Uses a MutableList<Character> from Eclipse collections

Function<MutableList<Character>, Boolean> func = l->{
   for(int i=0,j,k=1;i<l.size();i=j,k+=2)  // `i` is the start index, `j` is the end index, `k` increments by 2
       if(!l.subList(i,j=i+k).equals( //Check that the first partition equals
           l.subList(i,j).asReversed().toList())  // The same sublist reversed
       )
       return false;
   return true;
};

Answer 12

Perl 5, 81 + 1 (-p) = 82 bytes

$a[0].=$1while($a[++$q]=substr$_,0,($#i+=2),'')=~/(.)/;$\||=$_ ne reverse for@a}{

Try it online!

Outputs undef (i.e., blank, null) for true, any number for false

Answer 13

Excel VBA, 87 Bytes

Anonymous VBE immediate window function that takes input from cell [A1] and outputs to the VBE immediate window

k=1:For i=1To[Len(A1)^.5]:s=Mid([A1],j+1,i*2-1):j=j+i*2-1:k=k*(s=StrReverse(s)):Next:?k

Answer 14

Python 2, 128 118 115 bytes

def f(s):
 w=1;l=r='';b=[]
 while s:l+=s[0];r+=s[w-1];b+=[s[:w]];s=s[w:];w+=2
 print all(d==d[::-1]for d in[l,r]+b)

Try it online!

Answer 15

APL (Dyalog Extended), 38 bytes

{(⌽¨≡⊢)(⊢,⊢/¨,⍥⊂⊃¨)⍵⊆⍨w⍴∊⍴⍨¨1+2×⍳w←≢⍵}

Try it online!

The cuts are of size 1,3,5,7..., so that is used with ⊆ to get the appropriate array.

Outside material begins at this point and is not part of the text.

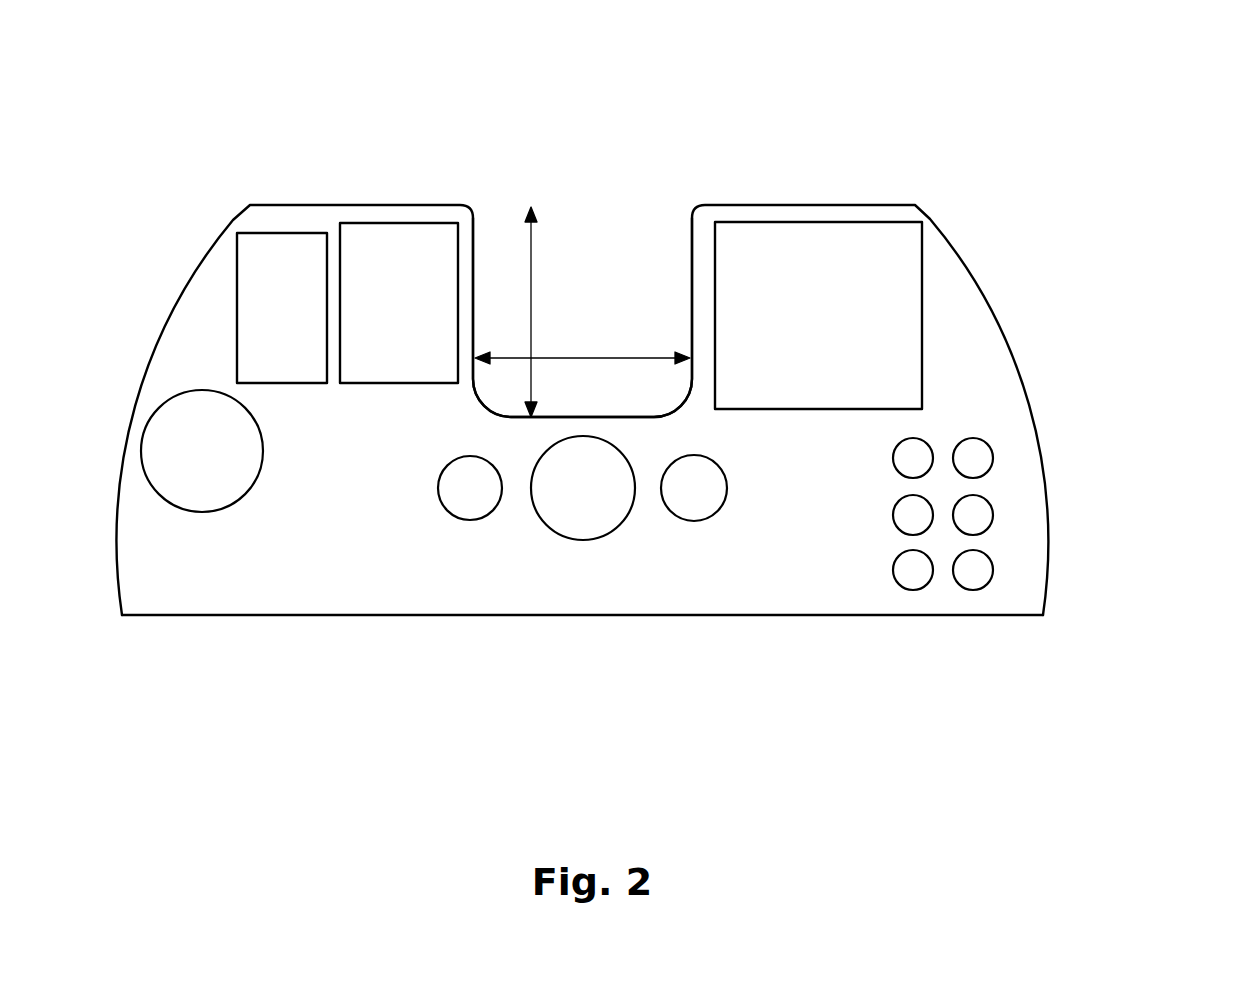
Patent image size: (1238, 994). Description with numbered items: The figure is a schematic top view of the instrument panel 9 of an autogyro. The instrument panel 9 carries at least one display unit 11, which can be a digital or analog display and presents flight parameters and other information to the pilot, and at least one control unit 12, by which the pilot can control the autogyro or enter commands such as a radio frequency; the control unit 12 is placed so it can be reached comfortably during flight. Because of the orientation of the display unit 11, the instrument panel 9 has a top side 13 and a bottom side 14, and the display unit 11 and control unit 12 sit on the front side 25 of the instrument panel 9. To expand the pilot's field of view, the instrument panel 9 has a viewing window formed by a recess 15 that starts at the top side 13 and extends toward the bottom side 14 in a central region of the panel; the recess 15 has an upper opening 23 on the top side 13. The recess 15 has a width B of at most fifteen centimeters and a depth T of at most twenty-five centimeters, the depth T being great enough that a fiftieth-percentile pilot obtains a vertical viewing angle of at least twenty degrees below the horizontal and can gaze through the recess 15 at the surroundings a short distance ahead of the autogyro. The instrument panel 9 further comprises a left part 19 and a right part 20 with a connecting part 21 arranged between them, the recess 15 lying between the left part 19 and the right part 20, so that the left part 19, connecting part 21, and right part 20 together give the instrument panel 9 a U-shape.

Requires ⎕IO←0 for zero indexing.

Shortened with a lot of help from Marshall and dzaima.

Explanation

{(⌽¨≡⊢)(⊢,⊢/¨,⍥⊂⊃¨)⍵⊆⍨w⍴∊⍴⍨¨1+2×⍳w←≢⍵}
                                   ≢⍵  length of the string
                                 w←    assign to var w
                                ⍳      range from 0..length-1
                            1+2×       convert each to 2n+1 (odd numbers)
                         ⍴⍨¨           replicate each element times itself
                        ∊              flatten that
                      w⍴               reshape to string's length
                   ⍵⊆⍨                 partition the string based on that
       (⊢,⊢/¨,⍥⊂⊃¨)                    Train:
       (⊢,        )                    concatenate the partition with:
       (  ⊢/¨     )                    last character of each partition
       (        ⊃¨)                    first character of each partition
       (      ⍥⊂  )                    both enclosed into two strings
  ⌽¨                                   do the reverses of each part
    ≡                                  match
     ⊢                                 the parts?